Das Fest gestaltete sich formell, das Essen nach römischer Art, mit gewürzten Rüben und wilden Frühlingskräutern mit Ölen, gekochtem Getreide mit Soßen, vorzüglich zubereitetem Geflügel und in Wein geschmortem Spanferkel. Gewiss würde Oesc in seiner sächsischen Heimat kein solches Mahl erhalten, dachte Bediver, während er zu entscheiden versuchte, ob er noch Platz für ein weiteres Stück Holunderbeerenkuchen hatte. Doch obschon ihm noch immer das Wasser im Mund zusammenlief, war sein Bauch anderer Meinung; zudem hatte er den Gürtel bereits um ein Loch verlängert. Seufzend schob er den Teller von sich.

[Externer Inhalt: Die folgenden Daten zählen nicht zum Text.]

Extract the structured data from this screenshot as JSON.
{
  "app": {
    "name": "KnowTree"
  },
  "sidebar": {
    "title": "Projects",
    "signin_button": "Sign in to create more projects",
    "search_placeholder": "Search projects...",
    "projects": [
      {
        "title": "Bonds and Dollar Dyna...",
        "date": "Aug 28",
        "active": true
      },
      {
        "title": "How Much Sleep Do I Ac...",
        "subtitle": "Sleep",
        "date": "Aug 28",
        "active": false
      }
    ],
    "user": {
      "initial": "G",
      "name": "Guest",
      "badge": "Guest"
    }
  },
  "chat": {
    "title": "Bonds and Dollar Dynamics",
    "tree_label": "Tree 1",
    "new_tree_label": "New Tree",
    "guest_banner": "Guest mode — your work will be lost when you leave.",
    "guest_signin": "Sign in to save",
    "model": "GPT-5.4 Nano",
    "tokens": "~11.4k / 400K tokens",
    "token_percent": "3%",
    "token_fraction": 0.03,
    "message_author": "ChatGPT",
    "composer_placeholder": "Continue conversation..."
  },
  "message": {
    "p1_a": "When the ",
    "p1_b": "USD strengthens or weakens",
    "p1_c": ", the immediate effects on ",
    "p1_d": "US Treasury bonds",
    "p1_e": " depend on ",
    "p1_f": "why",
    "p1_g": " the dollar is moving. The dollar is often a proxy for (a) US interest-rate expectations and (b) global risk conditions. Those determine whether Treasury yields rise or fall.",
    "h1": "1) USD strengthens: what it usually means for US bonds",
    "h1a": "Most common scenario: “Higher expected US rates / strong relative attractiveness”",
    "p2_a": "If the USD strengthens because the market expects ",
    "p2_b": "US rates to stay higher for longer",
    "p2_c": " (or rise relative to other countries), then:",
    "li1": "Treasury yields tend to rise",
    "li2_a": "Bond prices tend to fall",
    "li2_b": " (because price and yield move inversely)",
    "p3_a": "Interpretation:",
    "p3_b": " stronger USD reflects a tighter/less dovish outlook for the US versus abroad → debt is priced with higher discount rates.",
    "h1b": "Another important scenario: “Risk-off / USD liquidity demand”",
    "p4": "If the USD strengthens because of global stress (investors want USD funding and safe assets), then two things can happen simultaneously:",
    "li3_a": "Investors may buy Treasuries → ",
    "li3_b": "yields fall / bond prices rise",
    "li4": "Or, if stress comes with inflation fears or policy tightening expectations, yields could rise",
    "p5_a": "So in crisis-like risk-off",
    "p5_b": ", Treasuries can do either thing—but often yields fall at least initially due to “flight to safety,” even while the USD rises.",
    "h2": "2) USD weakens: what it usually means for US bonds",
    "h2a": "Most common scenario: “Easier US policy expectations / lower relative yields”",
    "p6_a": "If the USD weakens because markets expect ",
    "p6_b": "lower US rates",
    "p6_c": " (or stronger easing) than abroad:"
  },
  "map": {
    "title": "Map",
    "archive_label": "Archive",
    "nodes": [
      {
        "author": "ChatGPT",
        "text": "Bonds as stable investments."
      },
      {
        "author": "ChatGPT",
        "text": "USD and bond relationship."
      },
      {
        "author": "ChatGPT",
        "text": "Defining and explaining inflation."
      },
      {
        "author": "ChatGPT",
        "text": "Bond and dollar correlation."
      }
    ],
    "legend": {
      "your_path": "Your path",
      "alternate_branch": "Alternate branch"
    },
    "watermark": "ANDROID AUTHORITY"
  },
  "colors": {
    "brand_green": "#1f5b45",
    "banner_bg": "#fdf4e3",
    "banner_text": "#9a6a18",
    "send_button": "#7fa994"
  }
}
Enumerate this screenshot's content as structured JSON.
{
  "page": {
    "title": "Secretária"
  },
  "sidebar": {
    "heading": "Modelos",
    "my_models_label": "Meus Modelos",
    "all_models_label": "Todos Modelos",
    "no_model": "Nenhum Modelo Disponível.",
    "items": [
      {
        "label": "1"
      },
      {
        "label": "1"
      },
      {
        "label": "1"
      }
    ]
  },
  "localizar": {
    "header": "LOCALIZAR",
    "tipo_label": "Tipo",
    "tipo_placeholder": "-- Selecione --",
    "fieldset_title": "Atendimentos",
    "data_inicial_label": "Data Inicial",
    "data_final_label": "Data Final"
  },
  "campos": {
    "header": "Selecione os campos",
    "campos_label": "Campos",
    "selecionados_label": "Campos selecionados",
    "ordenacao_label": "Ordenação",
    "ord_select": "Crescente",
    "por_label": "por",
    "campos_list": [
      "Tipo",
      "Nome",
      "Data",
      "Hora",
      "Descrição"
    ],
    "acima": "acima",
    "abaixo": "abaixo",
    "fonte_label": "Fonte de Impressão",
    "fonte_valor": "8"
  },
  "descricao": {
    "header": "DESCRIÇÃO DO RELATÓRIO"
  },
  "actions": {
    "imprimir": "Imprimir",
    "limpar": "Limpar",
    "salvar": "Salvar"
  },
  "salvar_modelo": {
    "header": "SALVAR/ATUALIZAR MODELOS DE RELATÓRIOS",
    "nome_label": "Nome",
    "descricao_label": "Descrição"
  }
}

»Willst du das nicht mehr?« Gwalchmai griff über den Tisch und schob die Reste von Bedivers Teller auf den seinen. Seit er mit Artor nach Süden gekommen war, hatte Gwalchmai ein gutes Stück an Körpergröße zugelegt und war ständig hungrig. Er würde zu einem großen Mann heranwachsen.
Diener begannen, die Teller abzuräumen und für Nachschub an Wein zu sorgen. Oesc brachte einen Trinkspruch auf den König aus; der erwiderte ihn höflich, das kurz geschorene, braune Haar zerzaust, die Augen leuchtend. Gai stieß auf die Armeen von Britannien an; Artor trank auf deren Befehlshaber. Damit wäre eigentlich Cador an der Reihe gewesen, doch der Dumnonier, der Oescs Anwesenheit in der Armee schon kaum dulden mochte, hatte sich geweigert, an der Feier teilzunehmen. Niemand vermisste ihn. Inzwischen spürten alle die Wirkung des Alkohols, und Oesc machte einen niedergeschlagenen Eindruck, außer wenn er sich zu einem Lächeln zwang.
Die Geschenke, die Artor seiner einstigen Geisel mitgab, wurden hereingebracht. Oesc wurde abwechselnd rot und blass, als er sie entgegen nahm. Da waren eine Lorica hamata, ein römischer Brustharnisch aus ausgestanzten und vernieteten Ringen, und ein mit Goldschmuck versehener Offiziershelm. Doch abgesehen von der feinen Beschaffenheit würde er damit zu Hause kaum auffallen – die Hälfte der sächsischen Streitkräfte war mit erbeuteten römischen Rüstungen ausgestattet. Bediver fragte sich im Stillen, zu welchem Anlass Artor von dem Sachsen erwartete, sie zu tragen. Vielleicht beabsichtigte er, Hilfstruppen aus Cantium zusammenzustellen, falls die Pikten wieder Unruhe stiften sollten.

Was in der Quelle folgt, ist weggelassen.